Firms other than Isis have been active in antisense as well. Hybridon Inc., for example, had a stack of important patents in the area, and seemed on a legal collision course with Isis, until the pair signed an agreement in May. The deal cost Isis $34.5 million ¿ $15 million in cash, and the rest in stock over two years ¿ but gave Isis an exclusive license to all of Hybridon's antisense chemistry and delivery patents, plus technology.

Hybridon kept the right to keep practicing its licensed antisense patent technologies, held onto sublicensing opportunities and gets 35 percent of Isis revenues when Hybridon's intellectual property is involved in Isis out-licensing. But Isis rightly saw the deal as solidifying its top antisense position.

Which is not to say there are no other companies working in the space that have made news this year.

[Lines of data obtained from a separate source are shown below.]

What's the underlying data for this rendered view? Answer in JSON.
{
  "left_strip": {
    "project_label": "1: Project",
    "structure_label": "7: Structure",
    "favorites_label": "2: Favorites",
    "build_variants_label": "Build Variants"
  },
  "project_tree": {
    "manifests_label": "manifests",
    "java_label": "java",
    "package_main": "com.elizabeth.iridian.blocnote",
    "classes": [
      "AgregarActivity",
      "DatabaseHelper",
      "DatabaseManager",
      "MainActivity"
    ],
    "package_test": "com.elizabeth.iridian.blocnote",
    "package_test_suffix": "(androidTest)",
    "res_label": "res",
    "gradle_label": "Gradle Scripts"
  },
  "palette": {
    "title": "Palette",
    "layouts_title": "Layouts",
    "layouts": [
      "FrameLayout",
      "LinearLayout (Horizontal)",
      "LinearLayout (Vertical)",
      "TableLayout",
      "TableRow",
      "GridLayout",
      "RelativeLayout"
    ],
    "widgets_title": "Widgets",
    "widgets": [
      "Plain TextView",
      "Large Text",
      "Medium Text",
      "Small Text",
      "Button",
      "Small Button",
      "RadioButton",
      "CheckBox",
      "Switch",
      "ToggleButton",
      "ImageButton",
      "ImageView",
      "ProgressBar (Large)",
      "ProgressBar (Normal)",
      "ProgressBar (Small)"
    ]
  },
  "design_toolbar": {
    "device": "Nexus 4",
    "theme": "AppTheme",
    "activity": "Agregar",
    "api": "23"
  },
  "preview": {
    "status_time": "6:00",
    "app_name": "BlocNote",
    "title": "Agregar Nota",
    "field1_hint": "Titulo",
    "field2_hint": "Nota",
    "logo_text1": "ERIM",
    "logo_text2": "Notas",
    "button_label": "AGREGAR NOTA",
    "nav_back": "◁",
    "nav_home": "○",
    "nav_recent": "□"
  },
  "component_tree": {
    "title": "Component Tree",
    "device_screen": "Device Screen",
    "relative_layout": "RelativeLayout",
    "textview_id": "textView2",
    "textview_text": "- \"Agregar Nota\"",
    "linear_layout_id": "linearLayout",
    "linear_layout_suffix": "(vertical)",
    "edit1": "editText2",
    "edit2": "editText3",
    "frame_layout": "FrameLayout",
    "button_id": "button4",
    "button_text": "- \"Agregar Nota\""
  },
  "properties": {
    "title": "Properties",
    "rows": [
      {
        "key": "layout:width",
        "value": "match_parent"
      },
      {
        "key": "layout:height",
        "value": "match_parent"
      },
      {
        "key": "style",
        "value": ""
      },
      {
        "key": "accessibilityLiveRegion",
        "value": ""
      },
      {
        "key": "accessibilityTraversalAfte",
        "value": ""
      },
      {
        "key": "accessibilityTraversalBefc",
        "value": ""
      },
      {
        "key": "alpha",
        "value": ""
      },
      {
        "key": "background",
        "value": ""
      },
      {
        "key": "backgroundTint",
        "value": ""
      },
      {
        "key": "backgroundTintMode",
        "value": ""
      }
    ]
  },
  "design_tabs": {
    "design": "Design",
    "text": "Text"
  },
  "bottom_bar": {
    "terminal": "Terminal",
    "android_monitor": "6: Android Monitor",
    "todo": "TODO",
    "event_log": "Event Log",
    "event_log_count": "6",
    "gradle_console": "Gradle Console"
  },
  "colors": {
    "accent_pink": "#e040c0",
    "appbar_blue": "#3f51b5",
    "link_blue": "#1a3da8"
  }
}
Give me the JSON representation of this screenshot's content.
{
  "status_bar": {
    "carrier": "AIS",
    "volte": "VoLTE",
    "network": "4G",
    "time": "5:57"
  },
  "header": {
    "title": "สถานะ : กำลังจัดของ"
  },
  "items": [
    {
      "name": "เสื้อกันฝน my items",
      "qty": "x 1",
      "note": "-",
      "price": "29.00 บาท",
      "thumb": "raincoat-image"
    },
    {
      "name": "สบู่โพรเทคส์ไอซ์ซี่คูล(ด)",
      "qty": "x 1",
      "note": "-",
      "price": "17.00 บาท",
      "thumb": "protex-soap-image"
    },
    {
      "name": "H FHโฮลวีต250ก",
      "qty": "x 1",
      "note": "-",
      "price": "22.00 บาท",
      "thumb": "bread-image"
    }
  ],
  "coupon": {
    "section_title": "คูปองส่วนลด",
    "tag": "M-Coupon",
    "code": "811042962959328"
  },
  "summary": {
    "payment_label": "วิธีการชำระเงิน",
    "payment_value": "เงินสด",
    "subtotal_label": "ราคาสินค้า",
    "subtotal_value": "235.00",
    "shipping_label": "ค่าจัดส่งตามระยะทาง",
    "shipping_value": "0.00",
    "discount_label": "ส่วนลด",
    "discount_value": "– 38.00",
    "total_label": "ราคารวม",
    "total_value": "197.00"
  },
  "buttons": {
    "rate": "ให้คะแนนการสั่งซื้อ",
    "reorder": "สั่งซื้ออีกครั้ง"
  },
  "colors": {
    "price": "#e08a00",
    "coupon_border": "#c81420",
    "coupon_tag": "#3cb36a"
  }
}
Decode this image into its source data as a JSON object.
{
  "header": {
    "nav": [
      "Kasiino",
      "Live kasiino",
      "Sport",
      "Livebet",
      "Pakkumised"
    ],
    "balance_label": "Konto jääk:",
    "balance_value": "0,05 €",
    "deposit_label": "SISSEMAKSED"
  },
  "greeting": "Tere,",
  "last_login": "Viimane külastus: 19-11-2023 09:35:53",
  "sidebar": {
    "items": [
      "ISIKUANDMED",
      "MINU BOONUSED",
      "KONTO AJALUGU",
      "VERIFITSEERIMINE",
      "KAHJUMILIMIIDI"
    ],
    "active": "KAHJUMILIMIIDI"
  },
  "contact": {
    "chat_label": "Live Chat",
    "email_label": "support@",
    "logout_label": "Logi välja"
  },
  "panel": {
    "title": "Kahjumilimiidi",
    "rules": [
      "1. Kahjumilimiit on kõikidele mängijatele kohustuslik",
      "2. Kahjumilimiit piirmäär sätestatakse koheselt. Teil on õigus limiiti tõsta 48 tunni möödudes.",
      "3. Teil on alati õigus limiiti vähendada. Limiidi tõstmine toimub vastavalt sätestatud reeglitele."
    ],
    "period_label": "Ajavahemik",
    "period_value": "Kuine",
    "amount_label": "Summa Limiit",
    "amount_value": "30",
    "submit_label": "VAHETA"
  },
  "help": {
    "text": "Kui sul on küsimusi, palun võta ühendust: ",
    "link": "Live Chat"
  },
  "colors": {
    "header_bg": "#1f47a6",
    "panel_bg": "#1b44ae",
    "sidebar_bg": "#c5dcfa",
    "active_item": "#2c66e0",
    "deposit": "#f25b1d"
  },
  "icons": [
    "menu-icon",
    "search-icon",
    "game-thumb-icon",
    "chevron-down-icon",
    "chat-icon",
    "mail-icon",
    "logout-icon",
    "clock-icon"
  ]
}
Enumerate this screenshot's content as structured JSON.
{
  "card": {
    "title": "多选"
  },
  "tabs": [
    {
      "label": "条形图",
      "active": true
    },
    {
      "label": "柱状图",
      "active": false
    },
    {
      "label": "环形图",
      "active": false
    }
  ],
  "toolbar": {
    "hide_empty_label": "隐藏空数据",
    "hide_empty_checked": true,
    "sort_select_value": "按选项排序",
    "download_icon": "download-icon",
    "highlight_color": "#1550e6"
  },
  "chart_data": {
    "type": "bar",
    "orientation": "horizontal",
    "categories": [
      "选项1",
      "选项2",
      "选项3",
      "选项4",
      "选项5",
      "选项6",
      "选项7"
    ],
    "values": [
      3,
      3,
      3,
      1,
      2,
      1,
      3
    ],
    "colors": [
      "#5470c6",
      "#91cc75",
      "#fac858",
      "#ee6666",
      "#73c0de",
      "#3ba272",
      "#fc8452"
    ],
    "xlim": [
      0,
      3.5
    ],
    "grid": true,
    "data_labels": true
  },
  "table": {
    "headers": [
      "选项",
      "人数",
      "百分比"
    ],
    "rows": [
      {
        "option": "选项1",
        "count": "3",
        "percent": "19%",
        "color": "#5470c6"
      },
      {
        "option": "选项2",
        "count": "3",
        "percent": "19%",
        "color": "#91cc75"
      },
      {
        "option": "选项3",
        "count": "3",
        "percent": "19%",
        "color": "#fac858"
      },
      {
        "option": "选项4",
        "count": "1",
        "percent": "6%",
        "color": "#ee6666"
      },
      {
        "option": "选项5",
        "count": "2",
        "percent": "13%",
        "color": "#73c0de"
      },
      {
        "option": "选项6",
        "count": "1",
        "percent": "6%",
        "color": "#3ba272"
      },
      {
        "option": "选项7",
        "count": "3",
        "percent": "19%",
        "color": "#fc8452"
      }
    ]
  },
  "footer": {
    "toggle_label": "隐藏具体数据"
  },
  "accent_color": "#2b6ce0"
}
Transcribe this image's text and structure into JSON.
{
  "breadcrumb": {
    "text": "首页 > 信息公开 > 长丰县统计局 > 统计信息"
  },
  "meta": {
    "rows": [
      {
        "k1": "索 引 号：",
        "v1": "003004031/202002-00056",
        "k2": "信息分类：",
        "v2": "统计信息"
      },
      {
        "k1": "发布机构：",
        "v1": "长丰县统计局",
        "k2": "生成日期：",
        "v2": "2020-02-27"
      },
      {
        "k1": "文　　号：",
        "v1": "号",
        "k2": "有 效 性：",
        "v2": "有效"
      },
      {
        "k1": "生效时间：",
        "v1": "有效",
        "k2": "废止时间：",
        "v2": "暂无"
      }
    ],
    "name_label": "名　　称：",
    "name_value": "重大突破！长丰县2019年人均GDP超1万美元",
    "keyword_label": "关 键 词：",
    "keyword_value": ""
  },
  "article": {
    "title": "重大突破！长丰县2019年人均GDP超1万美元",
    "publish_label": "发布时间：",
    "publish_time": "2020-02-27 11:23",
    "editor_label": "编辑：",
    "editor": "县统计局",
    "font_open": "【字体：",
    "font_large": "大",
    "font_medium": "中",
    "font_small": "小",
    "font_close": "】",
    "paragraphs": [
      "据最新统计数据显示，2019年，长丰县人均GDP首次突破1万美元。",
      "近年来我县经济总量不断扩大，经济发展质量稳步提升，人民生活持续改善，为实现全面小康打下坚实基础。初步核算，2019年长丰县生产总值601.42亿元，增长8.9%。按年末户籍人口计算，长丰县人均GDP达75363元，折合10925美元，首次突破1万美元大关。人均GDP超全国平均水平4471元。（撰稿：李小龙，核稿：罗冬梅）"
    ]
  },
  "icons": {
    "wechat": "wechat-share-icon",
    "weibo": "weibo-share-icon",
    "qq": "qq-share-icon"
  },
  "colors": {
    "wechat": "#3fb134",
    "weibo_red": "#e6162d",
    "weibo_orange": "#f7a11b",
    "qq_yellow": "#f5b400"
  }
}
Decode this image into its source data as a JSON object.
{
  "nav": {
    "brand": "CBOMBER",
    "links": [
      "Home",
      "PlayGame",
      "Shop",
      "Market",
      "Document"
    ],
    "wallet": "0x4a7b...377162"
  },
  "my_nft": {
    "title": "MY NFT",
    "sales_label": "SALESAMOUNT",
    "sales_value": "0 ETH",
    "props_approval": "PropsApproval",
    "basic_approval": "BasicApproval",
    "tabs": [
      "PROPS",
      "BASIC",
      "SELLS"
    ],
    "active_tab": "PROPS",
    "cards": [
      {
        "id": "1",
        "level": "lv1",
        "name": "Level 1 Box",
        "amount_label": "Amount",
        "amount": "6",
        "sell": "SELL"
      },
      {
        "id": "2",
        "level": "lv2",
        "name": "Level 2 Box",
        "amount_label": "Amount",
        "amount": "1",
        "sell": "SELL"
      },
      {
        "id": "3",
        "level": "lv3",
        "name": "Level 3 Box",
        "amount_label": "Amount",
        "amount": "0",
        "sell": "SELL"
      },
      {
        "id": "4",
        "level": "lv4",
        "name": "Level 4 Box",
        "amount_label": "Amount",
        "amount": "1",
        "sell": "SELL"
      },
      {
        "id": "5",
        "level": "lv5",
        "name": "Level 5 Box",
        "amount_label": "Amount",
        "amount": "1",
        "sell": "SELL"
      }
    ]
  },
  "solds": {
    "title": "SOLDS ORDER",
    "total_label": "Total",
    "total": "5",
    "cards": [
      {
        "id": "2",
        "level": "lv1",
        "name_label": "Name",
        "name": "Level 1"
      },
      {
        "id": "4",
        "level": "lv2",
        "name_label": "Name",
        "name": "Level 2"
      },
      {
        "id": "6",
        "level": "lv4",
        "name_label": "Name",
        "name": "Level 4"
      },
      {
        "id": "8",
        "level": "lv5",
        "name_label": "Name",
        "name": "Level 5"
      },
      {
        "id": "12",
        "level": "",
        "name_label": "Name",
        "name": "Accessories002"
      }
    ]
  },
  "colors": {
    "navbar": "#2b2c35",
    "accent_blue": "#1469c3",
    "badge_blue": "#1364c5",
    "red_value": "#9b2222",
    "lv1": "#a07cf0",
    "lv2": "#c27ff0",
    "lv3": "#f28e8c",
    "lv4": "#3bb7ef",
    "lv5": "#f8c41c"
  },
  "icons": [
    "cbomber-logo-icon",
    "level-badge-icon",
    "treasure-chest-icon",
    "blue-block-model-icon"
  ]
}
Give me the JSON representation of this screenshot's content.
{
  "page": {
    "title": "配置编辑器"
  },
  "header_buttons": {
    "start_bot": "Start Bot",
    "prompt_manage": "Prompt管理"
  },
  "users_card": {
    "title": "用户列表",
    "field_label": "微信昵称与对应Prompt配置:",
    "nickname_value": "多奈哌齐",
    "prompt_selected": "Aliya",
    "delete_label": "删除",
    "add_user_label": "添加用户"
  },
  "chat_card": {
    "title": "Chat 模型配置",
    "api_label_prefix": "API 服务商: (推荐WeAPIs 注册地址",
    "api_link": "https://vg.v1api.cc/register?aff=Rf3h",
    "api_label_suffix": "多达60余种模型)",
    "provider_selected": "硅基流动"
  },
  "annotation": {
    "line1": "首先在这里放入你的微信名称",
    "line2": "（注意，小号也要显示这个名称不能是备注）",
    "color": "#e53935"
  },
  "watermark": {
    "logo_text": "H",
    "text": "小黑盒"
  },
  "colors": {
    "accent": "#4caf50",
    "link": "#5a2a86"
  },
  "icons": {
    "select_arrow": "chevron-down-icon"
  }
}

In April, AVI BioPharma Inc. teamed up with Exelixis Inc. to provide the latter with Neugene morpholino antisense agents. The five-year plan is for Exelixis to define gene function in vivo on a genome-wide scale in zebrafish and other models, validating and screening targets where antisense might work.

AVI will do preclinical and clinical studies on antisense candidates, with any products jointly owned and Exelixis having an option to co-develop them.

In March, another player, Genta Inc., with its systemically delivered antisense cancer compound Genasense, published several studies on the activity of the drug's target: the Bcl-2 protein, overexpressed in many cancers. Genasense is in Phase III studies in melanoma, myeloma, chronic lymphocytic leukemia and acute myeloid leukemia.

"It's a pretty small field, because of the attrition," McCamant told BioWorld Financial Watch. "Genta is probably the closest, about the same stage [as Isis]. The thing that separates Isis is the breadth of the programs, and the depth of the intellectual property position. They basically have control of Hybridon's patent estate. And they got Gilead's, two and a half years ago. Those were the two pioneers in the business."

Isis said in December 1998 that it had acquired all of the antisense patents held by Gilead Sciences Inc. for $6 million, payable in four installments over the next three years.

Hybridon and Gilead "were the two pioneers in the business," McCamant said. "When Gilead went public [in 1992], it said it was an antisense company, period. Talk about extravagant claims."

Genta, for its part, "probably doesn't need a license [from Isis to continue its current work], but, as I understand it, Isis has others pending that would require them to have a license."

For Isis, he added, shared royalties from other firms "long term are a big deal."

Andrew Gitkin, analyst with UBS Warburg, said his firm began coverage of Isis about a month ago, with a "buy" rating, based on ISIS 3521 and GeneTrove.

"We were not too surprised when they announced the deal with Eli Lilly," Gitkin told BioWorld Financial Watch. "However, we were surprised at the size and scope of the deal. We thought it would take the company several deals with several companies to get what they got out of Eli Lilly."

The visibility provided by the Lilly agreement, not to mention the capital from it, will let Isis further advance its pipeline, causing Gitkin to view the stock "very, very favorably," and raise its price target from $16 to $19. Last week, the shares (NASDAQ:ISIP) hovered between $16 and almost $16.75.

Another, earlier antisense player making news this year is EpiGenesis Pharmaceuticals Inc., which in March entered a $100 million deal with Taisho Pharmaceuticals Co. Ltd., based on EpiGenesis' Phase I antisense drug candidate, EPI-2010, for asthma, which targets the adenosine A1 receptor. EPI-2010 came out of EpiGenesis' respirable antisense oligonucleotides, or RASON, program, and delivers the drug directly to the lung. The firm said it aims to seek FDA approval in 2005.

But Gitkin and McCamant said the antisense bet to play is Isis, and antisense will soon prove worth the trouble.

"You can't like Isis if you don't like the field, and Isis has an unusually strong position," McCamant said. "The stock has been ridiculously undervalued. People don't understand how much they have going on."